Have you ever seen a sunset so atomic with colors that you actually wanted to cry? Not even crying because of sad feelings, but just watching all of the beauty around you. After having a cigarette with Kelly and Elena, I walked down to the rocks at the bay and sat there staring out to Prudence Island. The humidity permeated my skin and the rocks hugged me as I stared up at the new born trees. I love to watch the leaves of the trees whistle and dance, and the petals from the Pair Trees to fall like snow. There was something missing - I felt the desire to be with someone there and then, but then I realized it was a special moment...I was with myself, one with the Earth, my mind cleansed of everything. Today was a reminder how beautiful Rhode Island can be. Life is to short to be pissed off all the time.
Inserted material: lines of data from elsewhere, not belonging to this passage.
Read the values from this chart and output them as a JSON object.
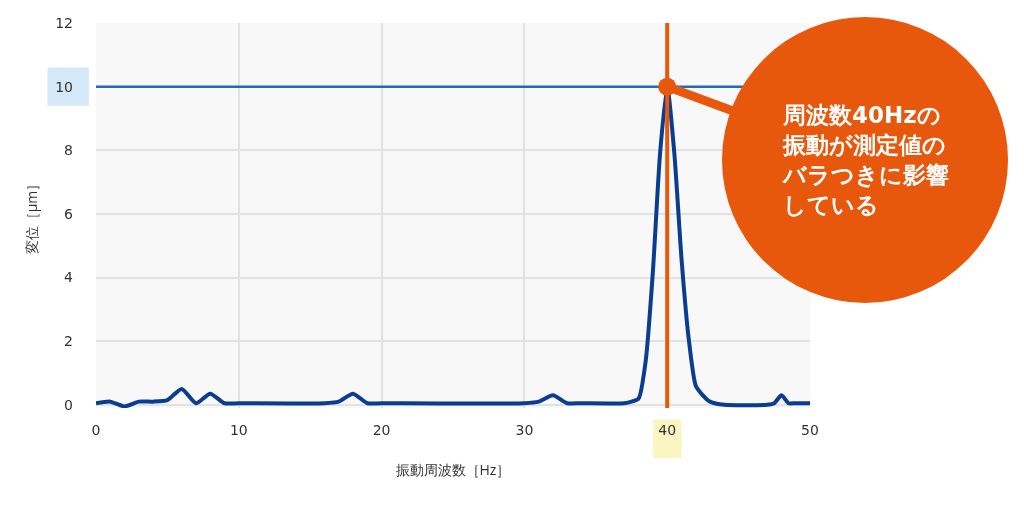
{
  "chart_data": {
    "type": "line",
    "xlabel": "振動周波数［Hz］",
    "ylabel": "変位［μm］",
    "xlim": [
      0,
      50
    ],
    "xticks": [
      0,
      10,
      20,
      30,
      40,
      50
    ],
    "ylim": [
      -0.1,
      12
    ],
    "yticks": [
      0,
      2,
      4,
      6,
      8,
      10,
      12
    ],
    "grid": true,
    "marker": "none",
    "line_style": "solid",
    "series": [
      {
        "color": "#0a3d8f",
        "x": [
          0,
          1,
          2,
          3,
          4,
          5,
          6,
          7,
          8,
          9,
          10,
          16,
          17,
          18,
          19,
          20,
          30,
          31,
          32,
          33,
          34,
          37,
          37.5,
          38,
          38.5,
          39,
          39.5,
          40,
          40.5,
          41,
          41.5,
          42,
          42.5,
          43,
          44,
          47,
          47.5,
          48,
          48.5,
          49,
          50
        ],
        "values": [
          0.05,
          0.1,
          -0.05,
          0.1,
          0.1,
          0.15,
          0.5,
          0.05,
          0.35,
          0.05,
          0.05,
          0.05,
          0.1,
          0.35,
          0.05,
          0.05,
          0.05,
          0.1,
          0.3,
          0.05,
          0.05,
          0.05,
          0.1,
          0.2,
          1.4,
          4.2,
          7.9,
          10,
          7.9,
          4.6,
          2.1,
          0.6,
          0.3,
          0.1,
          0,
          0,
          0.05,
          0.3,
          0.05,
          0.05,
          0.05
        ]
      }
    ],
    "ref_lines": [
      {
        "axis": "x",
        "value": 40,
        "color": "#e8580c"
      },
      {
        "axis": "y",
        "value": 10,
        "color": "#1f6bbf"
      }
    ],
    "annotations": [
      {
        "text": "周波数40Hzの振動が測定値のバラつきに影響している",
        "x": 40,
        "y": 10
      }
    ]
  }
}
As I lay on the rocks I wondered about a lot of shit going on in this world. If all the evil people in this world had glanced at that same sunset I witnessed, would they have changed? Would they think and look at life in a different way? Walking around the school hallways I wonder what people think in their minds. Do they notice the little intricate cracks in the sidewalk like me? Do they notice the budding trees in Spring that desperately want to explode with life? Do they appreciate a true sunset? What goes on these people's minds I ask. My friend Laura once told me, "Wouldn't it be cool if everything was just beautiful?". I didn't know what to say, because I'm not sure what life would be like if everything were beautiful. I wish that, though. But then what if everything was beautiful, what would there be to appreciate? Moments when looking up at the millions of leaves that dance above my head on a hot spring day are priceless. Moments like these are when I feel "infinite".